ANZUP 2017 – A/Prof Lisa Butler
A/Prof Lisa Butler discusses her research on identifying drug response biomarkers in prostate cancer.
Talking Urology podcast transcript
ANZUP 2017 Interviews - Ian Vela and Lisa Butler
Ian Vela: My name is Ian Vela, I’m here at the ANZUP annual scientific meeting with Lisa Butler who is a PhD research scientist now at the South Australian Health and Medical Research Institute. Lisa gave a fantastic talk to this morning in our Translational Research Symposium identification of drug response biomarkers in patient-derived prostate explants. Thanks for joining us Lisa.
Lisa Butler: Hi Ian, pleasure.
Ian: Your talk was very exciting. This new model system that you have shows real promise given that prostate cancers, as I’m sure you’re aware now and listeners, are aware of being very difficult to model in an in vitro setting. Can you explain a little bit about your model system?

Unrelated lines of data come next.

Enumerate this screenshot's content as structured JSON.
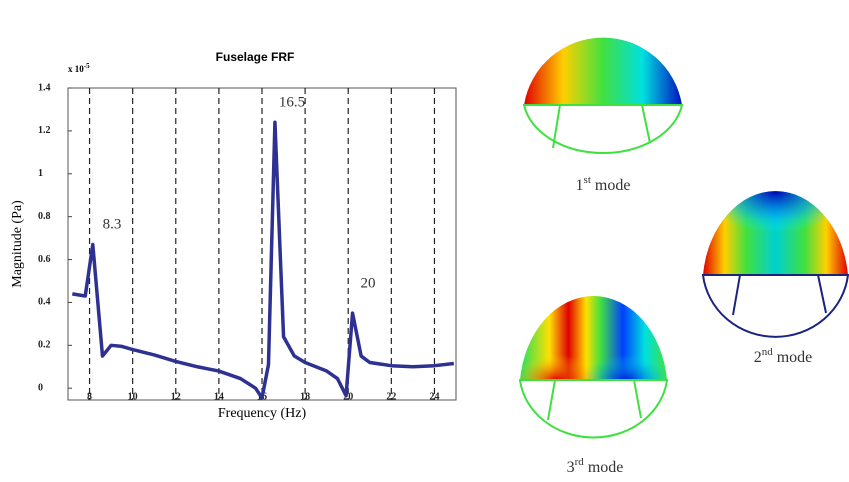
{
  "chart_data": {
    "type": "line",
    "title": "Fuselage FRF",
    "x_label": "Frequency (Hz)",
    "y_label": "Magnitude (Pa)",
    "y_multiplier": {
      "base": "x 10",
      "exponent": "-5"
    },
    "x": [
      7.2,
      7.8,
      8.15,
      8.6,
      9,
      9.5,
      10,
      11,
      12,
      13,
      14,
      15,
      15.7,
      16,
      16.3,
      16.6,
      17,
      17.5,
      18,
      19,
      19.5,
      19.9,
      20.2,
      20.6,
      21,
      22,
      23,
      24,
      24.9
    ],
    "series": [
      {
        "color": "#2e3192",
        "values": [
          0.44,
          0.43,
          0.67,
          0.15,
          0.2,
          0.195,
          0.18,
          0.155,
          0.125,
          0.1,
          0.08,
          0.045,
          0.0,
          -0.045,
          0.11,
          1.24,
          0.24,
          0.15,
          0.12,
          0.08,
          0.045,
          -0.035,
          0.35,
          0.15,
          0.12,
          0.105,
          0.1,
          0.105,
          0.115
        ]
      }
    ],
    "xlim": [
      7,
      25
    ],
    "ylim": [
      -0.055,
      1.4
    ],
    "xticks": [
      8,
      10,
      12,
      14,
      16,
      18,
      20,
      22,
      24
    ],
    "yticks": [
      0,
      0.2,
      0.4,
      0.6,
      0.8,
      1,
      1.2,
      1.4
    ],
    "grid_x": true,
    "annotations": [
      "8.3",
      "16.5",
      "20"
    ]
  },
  "modes": [
    {
      "ordinal": "1",
      "suffix": "st",
      "label": "mode"
    },
    {
      "ordinal": "2",
      "suffix": "nd",
      "label": "mode"
    },
    {
      "ordinal": "3",
      "suffix": "rd",
      "label": "mode"
    }
  ]
}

Lisa: Sure, yes. I think there’s been many times over the years to try and make better models of prostate cancer but it’s been really really hard especially to have models that are really close to the human disease. We know that as soon as we take it out of the body, it changes and it really responds quite poory to culture in many ways. It doesn’t grow the way it normally would. It doesn’t respond to hormones the way it normally would and then it becomes not a very good model system, so what we do is a little bit different. We just try and manipulate that tissue as little as possible. We just chop it up into pieces, pop into some little sponges in our lab as a bit of a scaffold and then we grow it for only very short periods of time, so that it’s not changing and adapting too much in culture, so that we can do some short-term endpoints points to look for how a drug might respond in that patient.
Ian: And so, the aim of this new system is to identify potential new drug treatments?
Lisa: Yes. In fact, we’re very interested in looking at new drivers of cancer because again most of those have been identified mainly in traditional lab models. And so, we’re looking for new drivers of disease that are targets of androgens for example, the drivers of prostate cancer, but also we’re interested in biomarkers trying to figure out who are the best patients to treat with an appropriate new therapy for example, because as you know well that we really can’t treat everyone with prostate cancer the same these days. There’s still very limited in molecular stratification of disease, so this is a way that we can try and identify some biomarkers that are going to be clinically relevant in a real tumor, not just in tumor cells grown in a dish.
Ian: Just to clarify for my benefit you are taking primary prostate cancer from a radical prostatectomy specimen. Have you ever done any work with metastatic samples like lymph nodes or bone metastases or anything like that?
Lisa: We’ve done a little bit. We’ve done some locally recurrent disease after androgen deprivation therapy from TURP specimens, those explant extremely well. We’ve had a lot more mixed success with taking advanced bone metastases for example or soft tissue which is unfortunate because it would be great to look at that disease context in a little bit more detail. But I think until we have some better approaches to do that, we’re always going to struggle in that advanced space.
Ian: Using the primary prostate cancer as the model, how translatable do you think that if we are looking for drugs for an advanced disease setting where the prostate cancer spread, do you think it’s going to be translatable to the whole patient scenario versus what’s happening in a primary prostate cancer?
Lisa: Yes, we do. I think again that’s an area where we need to broaden our thinking a little bit rather than just simply trying to deal with the horse once it’s bolted by only looking in the CRPC space. We need to think about how that space actually emerged. All of those tumors started as localized disease and we know that castrate-resistant disease emerges as an adaptation to that low-androgen environment. Really, by looking at localized disease, we’re looking at the development of resistance as well because that’s the place I think where we’re going to have the most chance to intervene and prevent castrate-resistant disease from forming. I think it’s still going to be very hard for a long time to durably control that end stage of disease.
Ian: Finally, I’m sure a lot of the clinicians and also patients who might be listening to this podcast would be very keen to hear, do you think this will be something that we can routinely potentially perform on individual patients to try and identify what may or may not work in a particular individual cancer for a real sort of precision personalized medicine approach? Do you think that would be a potential for this sort of model?
Lisa: I think down the track it will be potential for that particularly because, as I mentioned before, the attention even clinically is focusing more and more early in disease now, so we’ve realized now that patients have better outcomes if they have a high-risk tumor that if they have treatment right after surgery with various systemic treatments. And so, again those patients are very difficult to figure out who’s the best to treat who’s going to respond and even whether they have responded. In fact, as you well know, we’d be waiting many years down the track to see whether that patient ever responded or not. That’s where I see a real possibility for individualization of therapy. Doing explanting of high-risk tumors as they are coming out to test which sort of therapies or combinations might be most effective for that individual patient in an adjuvant setting.
Ian: Well, fantastic. Thanks very much for taking the time to talk to us Lisa and congratulations on your world-leading Australian first research. Congratulations.
Lisa: It’s very kind of you. Thank you.